– Ну, это ты загнул!
– Да нет. Знаете, у нас на заводе боремся за культуру труда. И оно практически на сто процентов повторяет культуру и порядок в государстве. И методы, и цели, и задачи, и основы порядка – одинаковые, что в малых, что в крупных масштабах. И отрабатывет Григорян методики наведения порядка в умах у людей, весьма успешно.
– Так уж и успешно?
– Вполне. Я как раз сейчас на заводе, наблюдал за сборкой первых АН-2. Собирают очень культурно, почти так, как я от них ожидал. Наблюдаю за ними иногда через камеры, вроде не устроили цирка к моему приезду.
– Ну это то понятно, для завода ты почти никто – они подчинены напрямую НКВД, то есть мне. Хотя Григорян о тебе имеет вполне приличное мнение, считает тебя американским или чешским коммунистом, эмигрантом. Довольно забавные предположения.
– И не стоит их развеивать, – тут же нашёлся я, – пусть буду чешским эмигрантом. Меньше же будет потом вопросов. С заводом худо-бедно справились, слава богу. Но нужно вставлять пистон советским авиаконструкторам. Вот ведь сложность – с одной стороны – война послужила им бесценным источником развития, который позволил после войны им создавать превосходные истребители и самолёты вообще. С другой – переход на реактивную тягу… Своевременно или нет – я ещё толком не решил. Одно понятно – появись реактивные самолёты – долго поршневые не проживут.
– Ну на этот случай у нас есть несколько конструкторских коллективов. Можно лишь один загрузить созданием реактивного самолёта, а остальные оставить работать над поршневыми машинами.
– Можно. Тем более, насколько я слышал, работы по реактивному самолёту у вас уже велись, БИЧ, кажется.
– Работы… работы да, велись, но результата не дали.
– Немцы уже испытали ME-262, только с поршневыми двигателями. Через полгода сделают реактивные. Думаю, можно взять и передумать этот проект.
– Передумать?
– Пере… Переосмыслить. Я могу сделать вам для изучения немецкие ЮМО-4, которые они сейчас дорабатывают, естественно в обстановке полной секретности. Первые ЮМО обладают относительно малой тягой и надёжностью, так что их использование особого смысла не имеет.
– То есть немцы не закончили проект?
– Они долго вылизывают. Это не наш метод – поскорее в серию. В марте у них полетел первый реактивный истребитель – в марте этого года. Только неготовность и стремление всё довести до отличного состояния, сейчас удерживают германию от массового строительства реактивных истребителей.
– Ясно.
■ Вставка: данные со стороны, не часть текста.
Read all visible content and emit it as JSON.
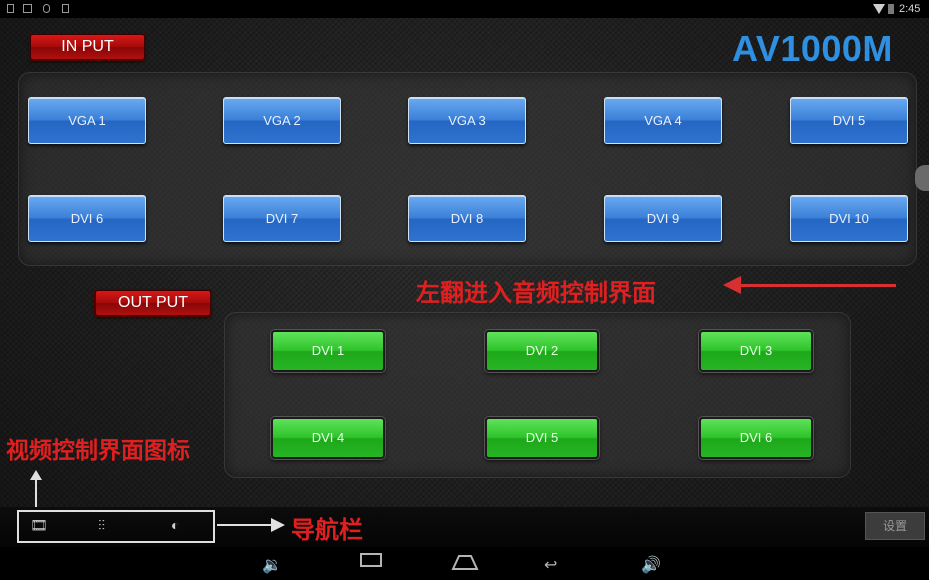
{
  "status_bar": {
    "time": "2:45"
  },
  "header": {
    "input_label": "IN PUT",
    "app_title": "AV1000M"
  },
  "inputs": [
    {
      "label": "VGA 1"
    },
    {
      "label": "VGA 2"
    },
    {
      "label": "VGA 3"
    },
    {
      "label": "VGA 4"
    },
    {
      "label": "DVI 5"
    },
    {
      "label": "DVI 6"
    },
    {
      "label": "DVI 7"
    },
    {
      "label": "DVI 8"
    },
    {
      "label": "DVI 9"
    },
    {
      "label": "DVI 10"
    }
  ],
  "output_section": {
    "label": "OUT PUT"
  },
  "outputs": [
    {
      "label": "DVI 1"
    },
    {
      "label": "DVI 2"
    },
    {
      "label": "DVI 3"
    },
    {
      "label": "DVI 4"
    },
    {
      "label": "DVI 5"
    },
    {
      "label": "DVI 6"
    }
  ],
  "annotations": {
    "swipe_left": "左翻进入音频控制界面",
    "video_icon": "视频控制界面图标",
    "nav_bar": "导航栏"
  },
  "nav": {
    "icons": [
      "video-control-icon",
      "audio-mixer-icon",
      "globe-icon"
    ],
    "settings_label": "设置"
  },
  "system_bar": {
    "icons": [
      "volume-down-icon",
      "recent-apps-icon",
      "home-icon",
      "back-icon",
      "volume-up-icon"
    ]
  },
  "colors": {
    "title_blue": "#2f8fe0",
    "input_tile": "#3b80d9",
    "output_tile": "#2fc42b",
    "section_red": "#c01010",
    "annotation_red": "#e02020"
  }
}
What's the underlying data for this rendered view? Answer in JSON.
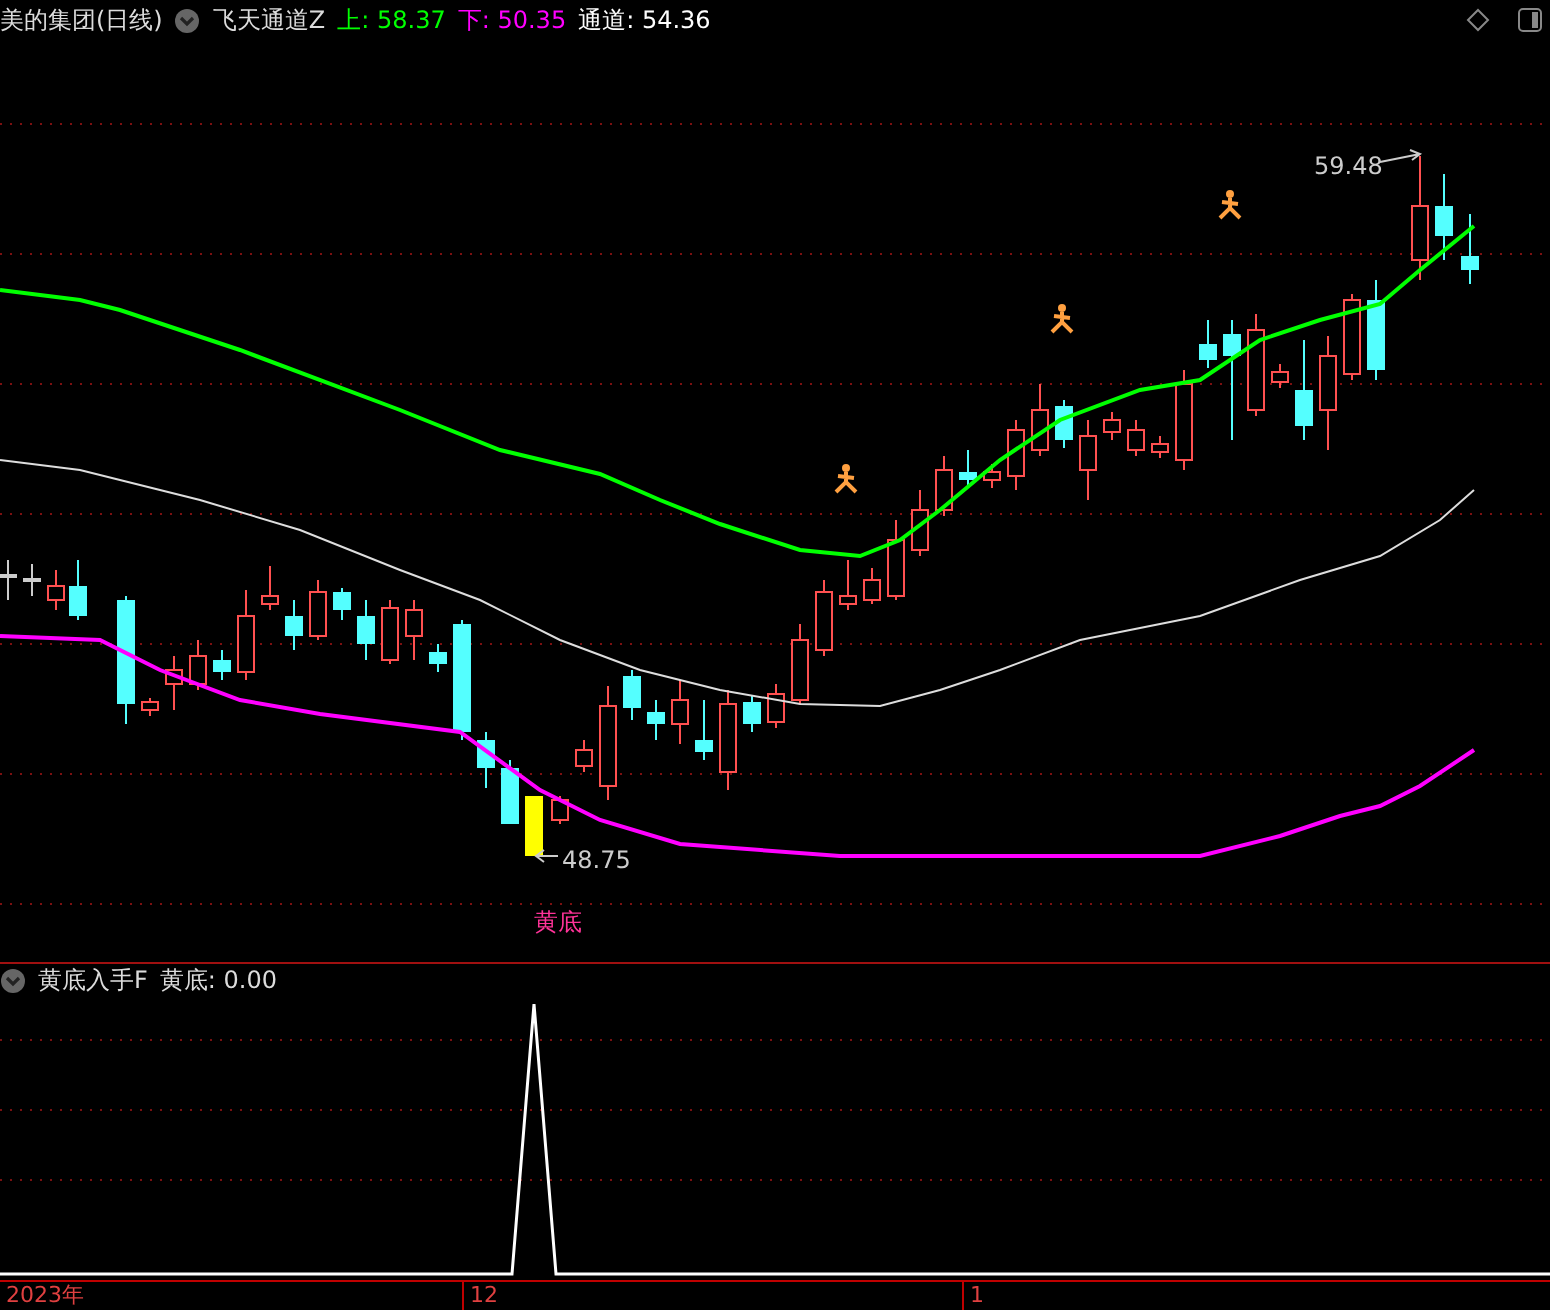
{
  "header": {
    "title": "美的集团(日线)",
    "indicator": "飞天通道Z",
    "readings": [
      {
        "label": "上:",
        "value": "58.37",
        "color": "#00ff00"
      },
      {
        "label": "下:",
        "value": "50.35",
        "color": "#ff00ff"
      },
      {
        "label": "通道:",
        "value": "54.36",
        "color": "#ffffff"
      }
    ]
  },
  "main_chart": {
    "high_label": "59.48",
    "low_label": "48.75",
    "signal_label": "黄底"
  },
  "sub_panel": {
    "indicator": "黄底入手F",
    "readings": [
      {
        "label": "黄底:",
        "value": "0.00"
      }
    ]
  },
  "x_axis": {
    "labels": [
      "2023年",
      "12",
      "1"
    ]
  }
}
В таком случае, и правда, следует немного пошевеливаться. Двигатель немецкий обязательно создай, заберут и передадут в ЦАГИ. А на наши самолёты…
– ВК-1. Единственное – что нужно разработать под него самолёт. Причём, самолёт несколько сложнее тех, что производятся ныне. Придётся осваивать штамповку и сварку титана для набора, придётся серьёзно поработать над авионикой и автоматикой, сделать катапультируемые кресла, и многое другое. На экстренные результаты завтра-послезавтра – лучше не рассчитывать. Я бы предложил взять проект МЕ-262, оснастить его более совершенным двигателем и крылом, и пустить в серию.
– Можно. Только если будет хороший двигатель.
– К примеру – АИ-25. Можно запустить в серию, или РД-10 – доработанную версию немецкого Юмо. Ресурс, правда, у РД-10 всего сто часов, но у немецкого вчетверо меньше.
– Тьфу ты, и как с такими работать? – удивился Берия.
– Тем не менее, работали. У АИ-25 ресурс две тысячи часов, но… Это уже будет вещь из другого времени.
– Лучше уж АИ-25. Он что, такой же, как Юмо по характеристикам?
– Нет, не такой же. Вдвое короче, такого же диаметра, плюс-минус, и вдвое легче. Тяга выше. Нет, Лаврентий Павлович, не стоит овчинка выделки. Легче сделать впрок РД-10 и менять двигатели после выработки ресурса. Плюс – если двигатель попадёт к немцам, они не получат никаких новых сведений.
– Хорошо, идея принята.
– Тогда приступим к работе. Мессеры и двигатели к ним… я создам у себя на авиабазе. Обучение лётчиков это уже дело военных, дальше я от проекта самоустраняюсь.
– Тогда я сейчас звоню командующему ПВО Москвы и он пришлёт завтра людей к тебе. Места для них приготовьте. Или уже нет?
– Мест… из шестисот свободно триста мест. При необходимости можно уплотниться вчетверо, но это уже будут казарменные условия. Но две с половиной тысячи коек можно поставить.
– Две тысячи не надо, надо не больше ста. Завтра. Утром. Прилетят на своих самолётах – им от них отходить далеко нельзя.